Failed to execute op conv3dnew in M2

Hi there, I tried to build DL4J in a Linux OS, with gcc7.0, I saw the following error message. I think I may have some incompatibility issues but couldn’t figure that out. Does anyone have idea that how to fix this? Thanks.

14:07:23 2022-08-22 19:07:15 ERROR org.nd4j.linalg.cpu.nativecpu.ops.NativeOpExecutioner:1959 - Failed to execute op conv3dnew. Attempted to execute with 3 inputs, 1 outputs, 0 targs,0 bargs and 14 iargs. Inputs: [(FLOAT,[1,128,128,128,48],c), (FLOAT,[3,3,3,48,16],c), (FLOAT,[1,16],f)]. Outputs: [(FLOAT,[1,128,128,128,16],c)]. tArgs: -. iArgs: [3, 3, 3, 1, 1, 1, 1, 1, 1, 1, 1, 1, 1, 1]. bArgs: -. Op own name: “bebf562e-71d1-459c-bd27-7f6baeafa585” - Please see above message (printed out from c++) for a possible cause of error.

14:07:23 java.lang.RuntimeException: Op [conv3dnew] execution failed 14:07:23 at org.nd4j.linalg.cpu.nativecpu.ops.NativeOpExecutioner.exec(NativeOpExecutioner.java:1561) 14:07:23 at org.deeplearning4j.nn.layers.convolution.Convolution3DLayer.preOutput(Convolution3DLayer.java:275) 14:07:23 at org.deeplearning4j.nn.layers.convolution.ConvolutionLayer.activate(ConvolutionLayer.java:509) 14:07:23 at org.deeplearning4j.nn.graph.vertex.impl.LayerVertex.doForward(LayerVertex.java:110) 14:07:23 at org.deeplearning4j.nn.graph.ComputationGraph.outputOfLayersDetached(ComputationGraph.java:2442) 14:07:23 at org.deeplearning4j.nn.graph.ComputationGraph.output(ComputationGraph.java:1744) 14:07:23 at org.deeplearning4j.nn.graph.ComputationGraph.output(ComputationGraph.java:1700) 14:07:23 at org.deeplearning4j.nn.graph.ComputationGraph.output(ComputationGraph.java:1630) 1

pom.xml
<dl4j.version>1.0.0-M2</dl4j.version>

org.deeplearning4j deeplearning4j-core ${dl4j.version} org.datavec datavec-data-image org.nd4j nd4j-native-platform ${dl4j.version} org.datavec datavec-api ${dl4j.version} org.nd4j nd4j-native ${dl4j.version} linux-x86_64-compat

Can you also share a few of the lines above that error?

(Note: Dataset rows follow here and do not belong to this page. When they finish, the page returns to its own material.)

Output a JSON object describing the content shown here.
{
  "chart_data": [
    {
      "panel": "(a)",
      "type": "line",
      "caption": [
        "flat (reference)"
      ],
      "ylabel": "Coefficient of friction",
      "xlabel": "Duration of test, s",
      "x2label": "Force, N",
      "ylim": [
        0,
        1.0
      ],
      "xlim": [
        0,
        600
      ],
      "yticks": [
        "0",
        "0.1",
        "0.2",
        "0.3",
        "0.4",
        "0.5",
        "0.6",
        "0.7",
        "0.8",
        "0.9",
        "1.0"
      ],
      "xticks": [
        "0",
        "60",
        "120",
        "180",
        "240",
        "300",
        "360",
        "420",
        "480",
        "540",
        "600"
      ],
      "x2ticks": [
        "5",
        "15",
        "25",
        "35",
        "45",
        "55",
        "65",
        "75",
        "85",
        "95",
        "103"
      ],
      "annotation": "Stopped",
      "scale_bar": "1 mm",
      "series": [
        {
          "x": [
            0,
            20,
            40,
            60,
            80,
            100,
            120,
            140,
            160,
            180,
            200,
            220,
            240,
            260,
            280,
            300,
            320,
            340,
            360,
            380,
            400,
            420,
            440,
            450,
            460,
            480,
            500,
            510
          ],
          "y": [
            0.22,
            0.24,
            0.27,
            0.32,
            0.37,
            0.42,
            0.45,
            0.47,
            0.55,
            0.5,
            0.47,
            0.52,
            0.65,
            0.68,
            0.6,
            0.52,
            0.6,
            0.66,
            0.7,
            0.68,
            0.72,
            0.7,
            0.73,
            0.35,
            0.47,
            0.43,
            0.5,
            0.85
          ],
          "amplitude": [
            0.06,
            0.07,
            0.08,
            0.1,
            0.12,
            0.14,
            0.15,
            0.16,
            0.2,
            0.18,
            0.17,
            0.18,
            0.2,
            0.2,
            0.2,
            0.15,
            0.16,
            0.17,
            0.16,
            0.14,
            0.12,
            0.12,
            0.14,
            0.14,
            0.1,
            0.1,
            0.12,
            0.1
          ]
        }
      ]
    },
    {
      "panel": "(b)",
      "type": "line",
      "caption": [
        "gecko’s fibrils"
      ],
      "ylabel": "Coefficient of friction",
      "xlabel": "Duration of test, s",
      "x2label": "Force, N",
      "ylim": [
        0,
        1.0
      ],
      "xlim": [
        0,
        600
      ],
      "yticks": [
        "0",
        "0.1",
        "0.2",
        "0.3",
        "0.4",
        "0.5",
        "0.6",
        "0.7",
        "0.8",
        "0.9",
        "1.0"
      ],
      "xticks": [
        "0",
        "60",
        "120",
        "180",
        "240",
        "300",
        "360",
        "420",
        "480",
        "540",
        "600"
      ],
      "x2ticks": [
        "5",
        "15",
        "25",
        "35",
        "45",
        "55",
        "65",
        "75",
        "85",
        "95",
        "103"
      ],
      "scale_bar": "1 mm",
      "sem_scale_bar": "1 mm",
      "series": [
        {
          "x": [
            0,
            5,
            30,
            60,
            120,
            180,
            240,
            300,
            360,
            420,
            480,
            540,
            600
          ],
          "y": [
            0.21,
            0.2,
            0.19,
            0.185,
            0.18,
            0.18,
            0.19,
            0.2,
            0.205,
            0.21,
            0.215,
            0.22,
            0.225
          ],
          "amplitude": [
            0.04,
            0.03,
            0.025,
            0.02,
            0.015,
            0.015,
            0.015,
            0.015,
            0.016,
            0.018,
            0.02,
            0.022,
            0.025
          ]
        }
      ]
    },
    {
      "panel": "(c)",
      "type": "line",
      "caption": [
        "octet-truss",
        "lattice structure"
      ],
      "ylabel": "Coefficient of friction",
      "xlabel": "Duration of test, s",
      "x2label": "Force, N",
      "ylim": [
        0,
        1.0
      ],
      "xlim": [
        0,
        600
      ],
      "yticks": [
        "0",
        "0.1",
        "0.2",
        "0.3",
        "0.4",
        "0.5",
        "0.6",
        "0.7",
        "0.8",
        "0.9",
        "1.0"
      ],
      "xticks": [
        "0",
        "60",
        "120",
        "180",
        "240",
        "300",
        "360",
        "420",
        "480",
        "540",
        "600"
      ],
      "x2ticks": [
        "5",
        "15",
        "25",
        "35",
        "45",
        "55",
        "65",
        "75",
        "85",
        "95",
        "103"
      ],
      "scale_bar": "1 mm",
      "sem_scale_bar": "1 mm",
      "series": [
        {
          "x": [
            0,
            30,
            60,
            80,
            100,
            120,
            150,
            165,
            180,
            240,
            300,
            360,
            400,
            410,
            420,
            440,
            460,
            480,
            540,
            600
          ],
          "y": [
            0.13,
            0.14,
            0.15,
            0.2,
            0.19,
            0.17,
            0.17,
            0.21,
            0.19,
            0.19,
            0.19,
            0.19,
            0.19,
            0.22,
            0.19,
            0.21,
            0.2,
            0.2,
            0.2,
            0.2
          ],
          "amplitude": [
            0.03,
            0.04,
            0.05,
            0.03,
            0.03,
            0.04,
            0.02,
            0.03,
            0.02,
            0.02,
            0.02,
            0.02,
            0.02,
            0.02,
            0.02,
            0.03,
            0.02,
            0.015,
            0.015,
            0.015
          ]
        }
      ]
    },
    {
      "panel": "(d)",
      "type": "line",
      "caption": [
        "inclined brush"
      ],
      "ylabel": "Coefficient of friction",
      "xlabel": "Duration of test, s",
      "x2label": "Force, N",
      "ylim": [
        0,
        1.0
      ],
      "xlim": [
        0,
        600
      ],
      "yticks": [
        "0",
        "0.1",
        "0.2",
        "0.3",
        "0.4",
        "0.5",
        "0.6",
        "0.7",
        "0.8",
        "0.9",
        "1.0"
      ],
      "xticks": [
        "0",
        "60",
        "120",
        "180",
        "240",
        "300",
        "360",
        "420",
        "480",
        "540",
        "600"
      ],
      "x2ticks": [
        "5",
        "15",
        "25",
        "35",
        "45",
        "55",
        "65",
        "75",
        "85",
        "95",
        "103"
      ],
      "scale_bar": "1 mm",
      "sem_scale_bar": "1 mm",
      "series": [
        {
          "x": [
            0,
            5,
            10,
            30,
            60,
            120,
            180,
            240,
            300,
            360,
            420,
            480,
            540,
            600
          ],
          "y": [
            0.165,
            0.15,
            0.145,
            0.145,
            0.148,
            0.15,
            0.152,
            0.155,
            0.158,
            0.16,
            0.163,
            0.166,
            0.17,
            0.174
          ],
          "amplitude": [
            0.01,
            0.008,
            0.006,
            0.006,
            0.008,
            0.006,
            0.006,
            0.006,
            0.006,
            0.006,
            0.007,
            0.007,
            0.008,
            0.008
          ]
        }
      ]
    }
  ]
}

Usually it does tell you what is wrong.

Hi Treo,

Ah I think my work node does not have enough memory to build and run, I ran it at another instance with large memory then it went through.

I found it requires ~10GB memory to allocate all necessary parameters, is it true or I may misconfigure something else?

Thanks.

That may happen if you have particularly large inputs, large batch sizes, or a big model.

Don’t forget that you need memory to not only hold your parameters, but also all intermediary state, like the results of operations that will receive parameter updates through back-propagation, as well as the updater state.

The updater state for the Adam optimizer will take about 3 times as much memory as your parameters alone. And depending on the model configuration and input size, that too will be dwarfed by the intermediary state that needs to be retained to calculate the gradient for your model.

1 Like

Thank you for your quick reply. I will double-check the size.